Sie konnte ihn daraufhin lachen hören. Eine Weile standen sie schweigend dort und sahen dabei zu, wie die drei Enten sich an der Abwechslung in ihrem Speiseplan erfreuten. Plötzlich streckte Remus seine Hand nach ihr aus und sie zuckte leicht zusammen, als er mit ihren Fingern über ihre Wange fuhr und ihr schließlich eine Haarsträhne hinters Ohr strich. Nun drehte sie den Kopf doch zu ihm herum und sah in seine schrecklichen grünen Augen. Er machte vorsichtig einen Schritt auf sie zu und küsste sie so sanft, dass Darjanas Haut kribbelte.

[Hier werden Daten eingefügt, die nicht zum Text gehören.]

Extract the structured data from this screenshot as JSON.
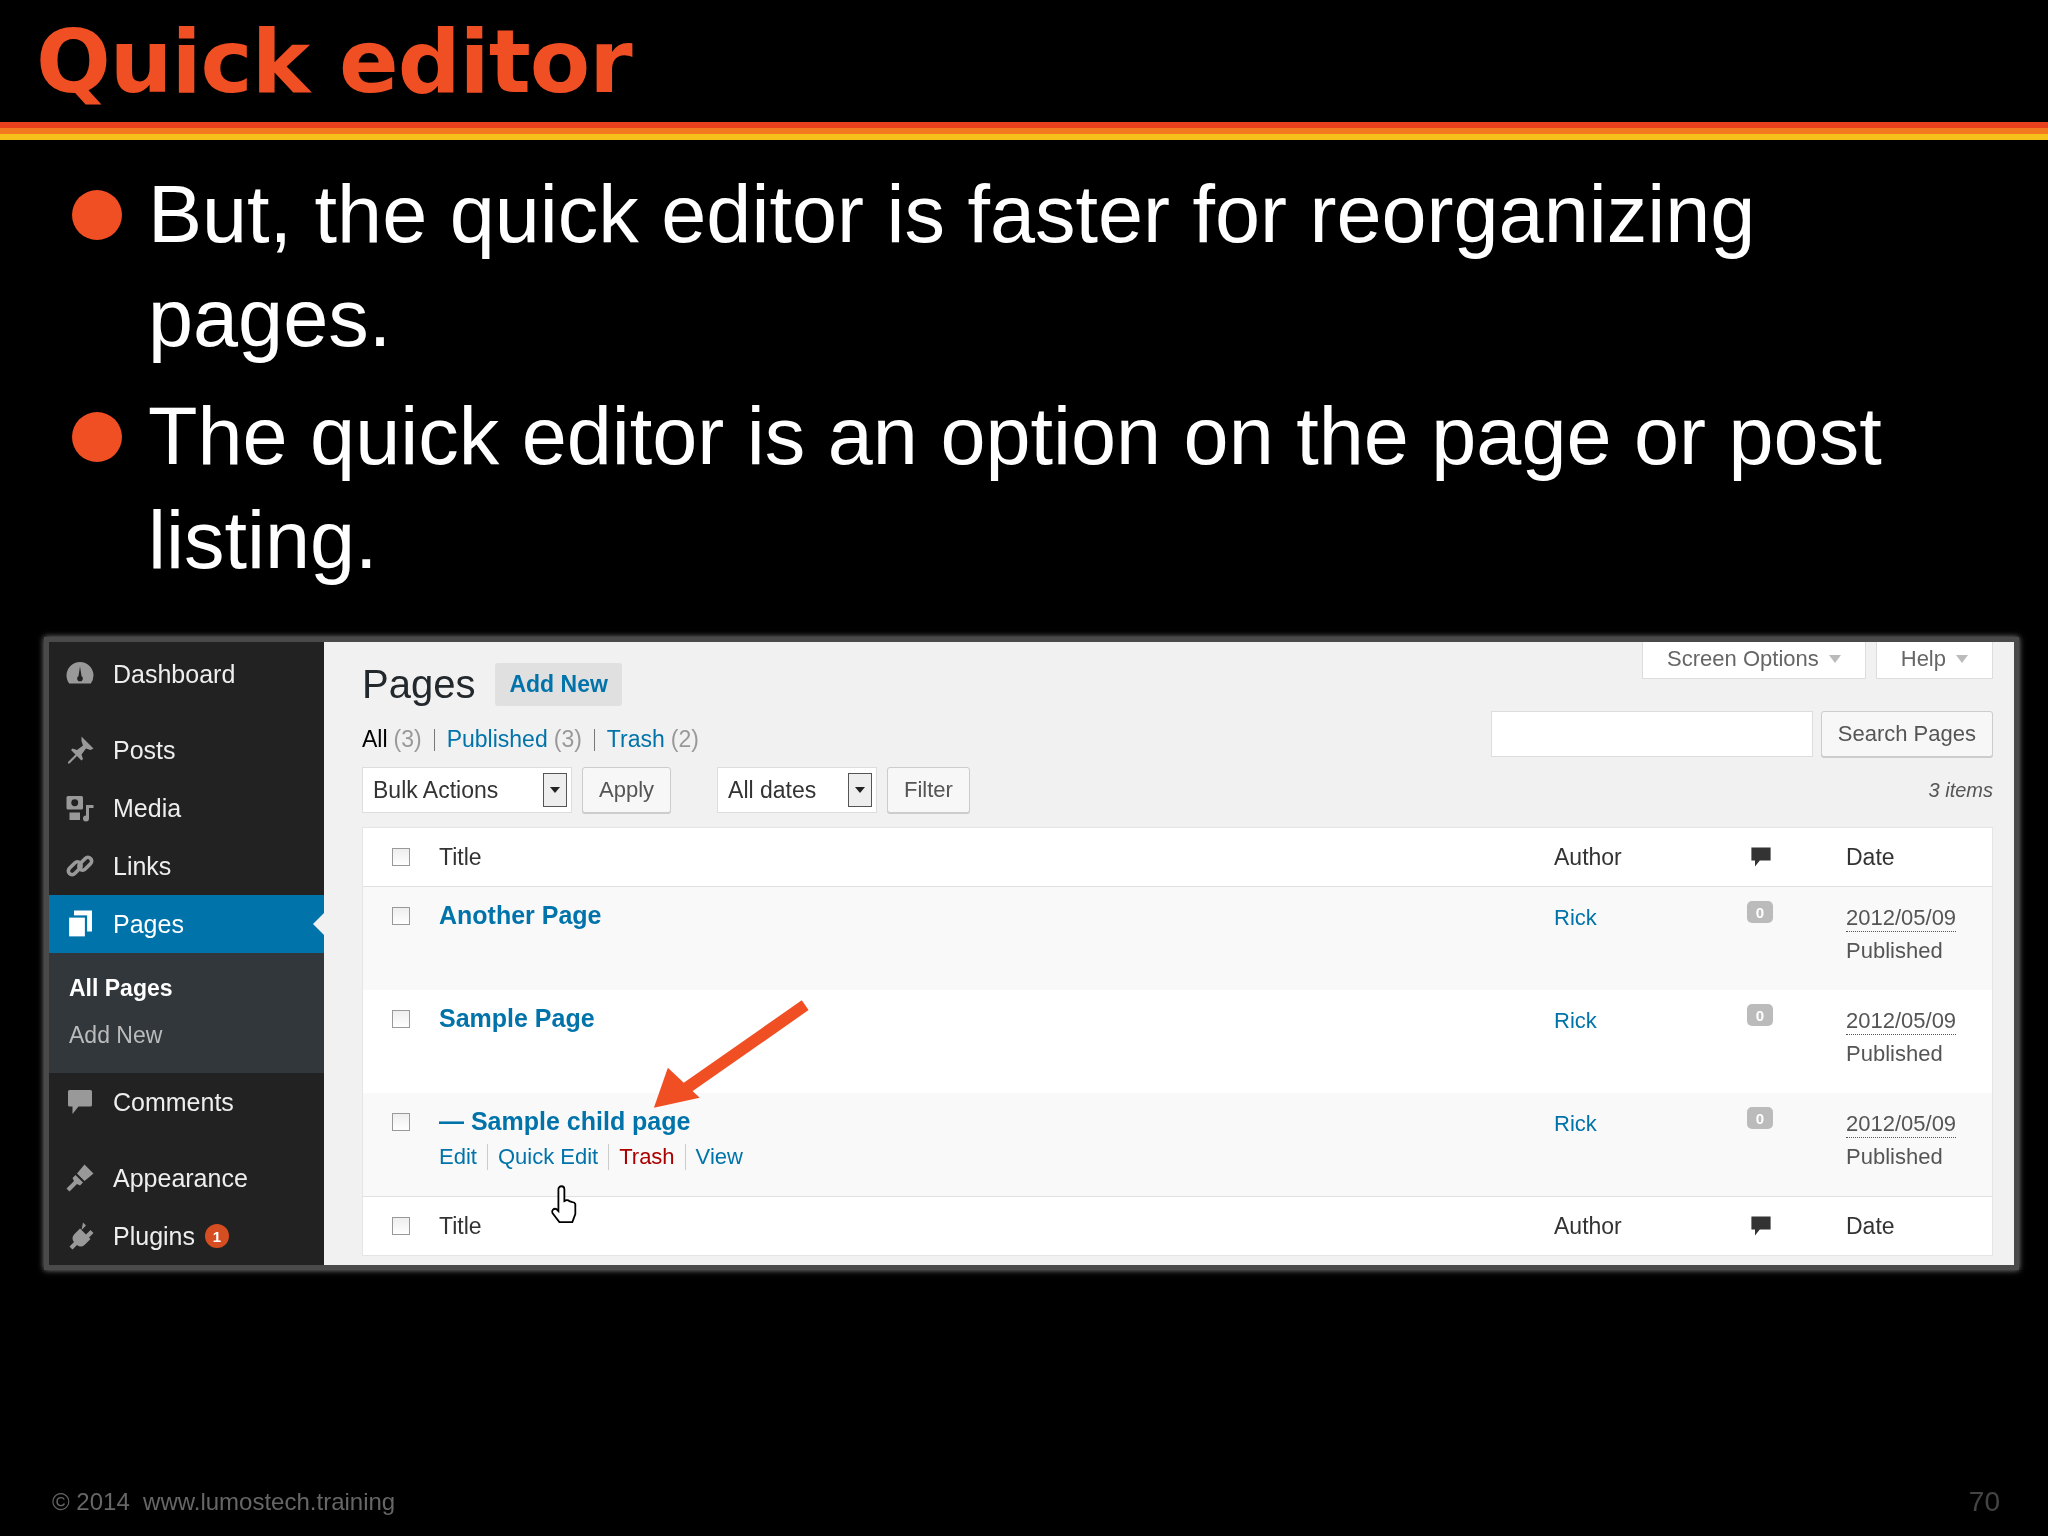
{
  "slide": {
    "title": "Quick editor",
    "bullets": [
      "But, the quick editor is faster for reorganizing pages.",
      "The quick editor is an option on the page or post listing."
    ],
    "footer": "© 2014  www.lumostech.training",
    "page_number": "70"
  },
  "screenshot": {
    "sidebar": {
      "items": [
        {
          "label": "Dashboard",
          "selected": false
        },
        {
          "label": "Posts",
          "selected": false
        },
        {
          "label": "Media",
          "selected": false
        },
        {
          "label": "Links",
          "selected": false
        },
        {
          "label": "Pages",
          "selected": true,
          "children": [
            {
              "label": "All Pages",
              "selected": true
            },
            {
              "label": "Add New",
              "selected": false
            }
          ]
        },
        {
          "label": "Comments",
          "selected": false
        },
        {
          "label": "Appearance",
          "selected": false
        },
        {
          "label": "Plugins",
          "selected": false,
          "badge": "1"
        }
      ]
    },
    "header_tabs": [
      "Screen Options",
      "Help"
    ],
    "heading": "Pages",
    "add_new": "Add New",
    "filters": [
      {
        "label": "All",
        "count": "(3)",
        "selected": true
      },
      {
        "label": "Published",
        "count": "(3)",
        "selected": false
      },
      {
        "label": "Trash",
        "count": "(2)",
        "selected": false
      }
    ],
    "bulk_actions": "Bulk Actions",
    "apply": "Apply",
    "dates": "All dates",
    "filter": "Filter",
    "search_button": "Search Pages",
    "items_count": "3 items",
    "table": {
      "columns": [
        "Title",
        "Author",
        "Date"
      ],
      "select_all_checked": false,
      "rows": [
        {
          "title": "Another Page",
          "author": "Rick",
          "comments": "0",
          "date": "2012/05/09",
          "status": "Published",
          "checked": false
        },
        {
          "title": "Sample Page",
          "author": "Rick",
          "comments": "0",
          "date": "2012/05/09",
          "status": "Published",
          "checked": false
        },
        {
          "title": "— Sample child page",
          "author": "Rick",
          "comments": "0",
          "date": "2012/05/09",
          "status": "Published",
          "checked": false,
          "actions": [
            {
              "label": "Edit",
              "kind": "link"
            },
            {
              "label": "Quick Edit",
              "kind": "link"
            },
            {
              "label": "Trash",
              "kind": "delete"
            },
            {
              "label": "View",
              "kind": "link"
            }
          ]
        }
      ],
      "footer_columns": [
        "Title",
        "Author",
        "Date"
      ],
      "footer_select_all_checked": false
    }
  }
}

Sie wusste nicht, was er ihr damit sagen wollte — sie glaubte nicht einmal, dass er es wusste. Schweigend betrachtete sie ihn, als er wieder zurückwich und bei dem Ausdruck auf seinem Gesicht spürte sie plötzlich ihre Augen brennen. Merlin, diese scheiß Hormone. Schnell wandte sie sie sich zur Seite.
„Du willst also noch... das hier?", fragte sie und verfluchte sich für die Unsicherheit in ihrem Tonfall.

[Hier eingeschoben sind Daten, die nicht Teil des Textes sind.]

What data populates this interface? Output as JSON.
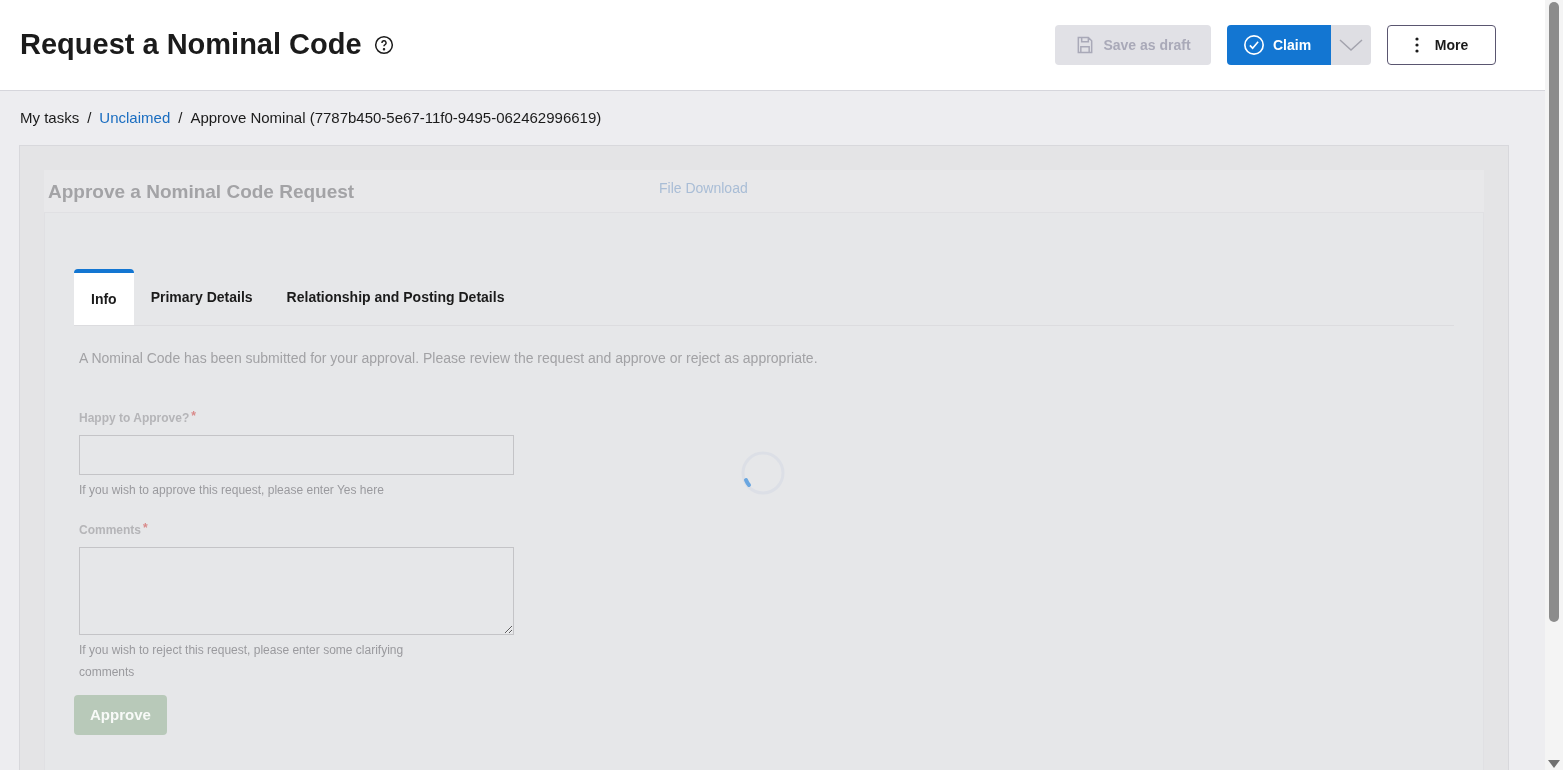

Remus' Gesichtsausdruck hatte etwas Verwirrtes an sich, als sie zu ihm sah. „Ja", entgegnete er verständnislos. „Natürlich. Dachtest du—?"

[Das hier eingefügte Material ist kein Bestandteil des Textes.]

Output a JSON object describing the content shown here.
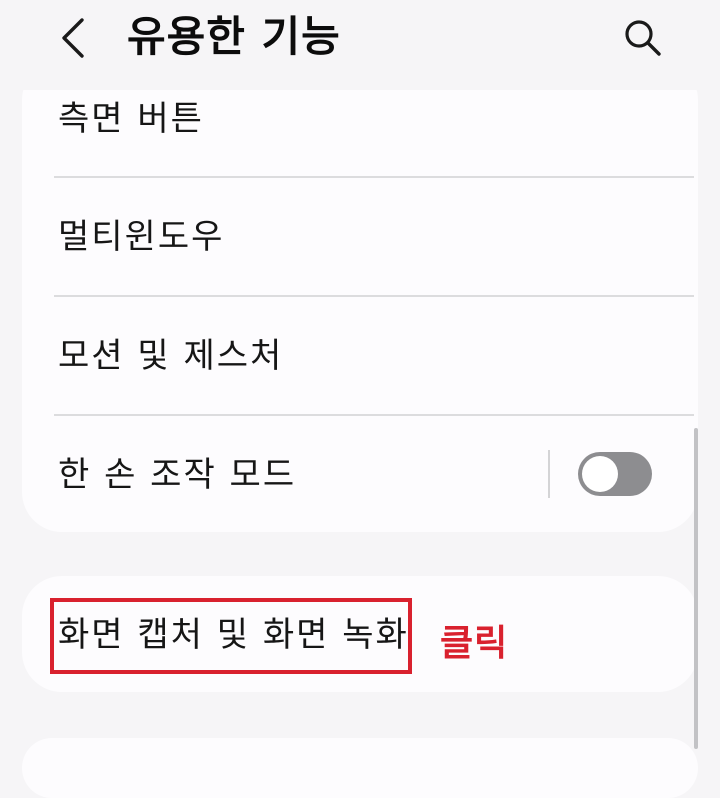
{
  "header": {
    "title": "유용한 기능",
    "back_icon": "chevron-left-icon",
    "search_icon": "search-icon"
  },
  "settings_group": {
    "items": [
      {
        "label": "측면 버튼"
      },
      {
        "label": "멀티윈도우"
      },
      {
        "label": "모션 및 제스처"
      },
      {
        "label": "한 손 조작 모드",
        "toggle": "off"
      }
    ]
  },
  "capture_group": {
    "items": [
      {
        "label": "화면 캡처 및 화면 녹화"
      }
    ]
  },
  "annotation": {
    "click_label": "클릭",
    "color": "#d9212e"
  },
  "colors": {
    "background": "#f6f5f7",
    "card": "#fdfcfe",
    "toggle_off": "#8d8d90"
  }
}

„Nein", sagte Darjana schnell. „Ich dachte nur... es hätte ja sein können. Manchmal verlieren... Leute... das Interesse nach einem Mal."
Einen Moment lang sah Remus sie an, als versuche er, sie zu analysieren. „Welcher Idiot hat die glorreiche Aussage denn von sich gegeben?", fragte er. Das brachte Darjana leicht zum Schmunzeln.
„Niemand", murmelte sie, und es sollte sie beunruhigen, dass Remus ihre Lüge durchschaute und sie das nur an seinem Blick erkannte. „Willst du es wirklich wissen?"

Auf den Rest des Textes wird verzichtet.